Greece’s commitment to the euro came under fresh scrutiny yesterday when it emerged that senior government ministers had secretly planned a return to the drachma.


   The disclosure that members of Alexis Tsipras’s cabinet had been plotting to raid central bank reserves - and hack into tax system accounts to create a parallel banking system - underlined the instability in Athens.
   Although Yanis Varoufakis, the former finance minister, and Panagiotis Lafazanis, the former energy minister, have been sacked, the legacy of their plots have pushed Mr Tsipras into a new bout of turmoil.
   The Greek prime minister likes to portray himself as the captain of a team fighting against EU hardliners such as Wolfgang Schauble, the German finance minister, who want to drive Greece out of the euro. Now it appears that senior figures within his ruling left-wing Syriza party also believed that Greece should prepare to bring back the drachma.
   The revelation illustrates the obstacles facing negotiators from the European Commission, the European Central Bank and the International Monetary Fund, who are due to start talks in Athens on a third Greek bailout package tomorrow (Tuesday).
   Mr Tsipras and other eurozone leaders may have agreed in principle to the deal - an 86 euros billion loan in return for more austerity - but it has been rejected as unworkable by Mr Schauble and as unfair by many in Syriza.
   Mr Lafazanis gave weight to speculation that the government had a covert plan to go back to the drachma if the talks collapsed when he said that he had proposed a raid on the reserves of the Bank of Greece that would enable pensions and public sector wages to be paid if Greece was pushed out of the euro.

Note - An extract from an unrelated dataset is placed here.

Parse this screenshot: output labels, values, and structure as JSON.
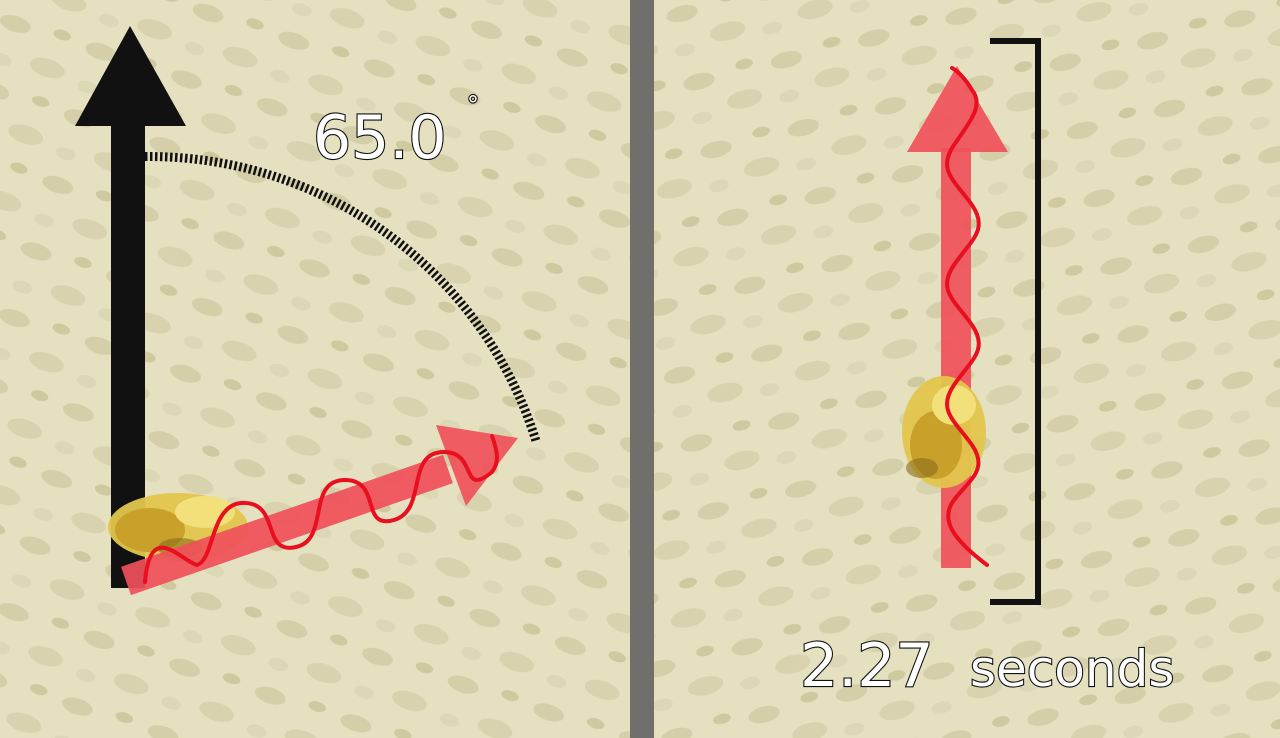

   “The main reason for that was for the Greek economy and Greek people to survive, which is the utmost duty every government has under the constitution,” he said, while denying a reports that he had been prepared to arrest the bank’s governor if he opposed the raid. Mr Lafanazis told his fellow plotters that the Greek mint held about euros 22 billion. Critics said that was wrong and his plan was unrealistic.
   The cloak-and-dagger mood of Greek politics was compounded by a report that Mr Varoufakis had been asked by Mr Tsipras to study the creation of a parallel banking system that would have enabled Greece to switch to the drachma overnight, it said.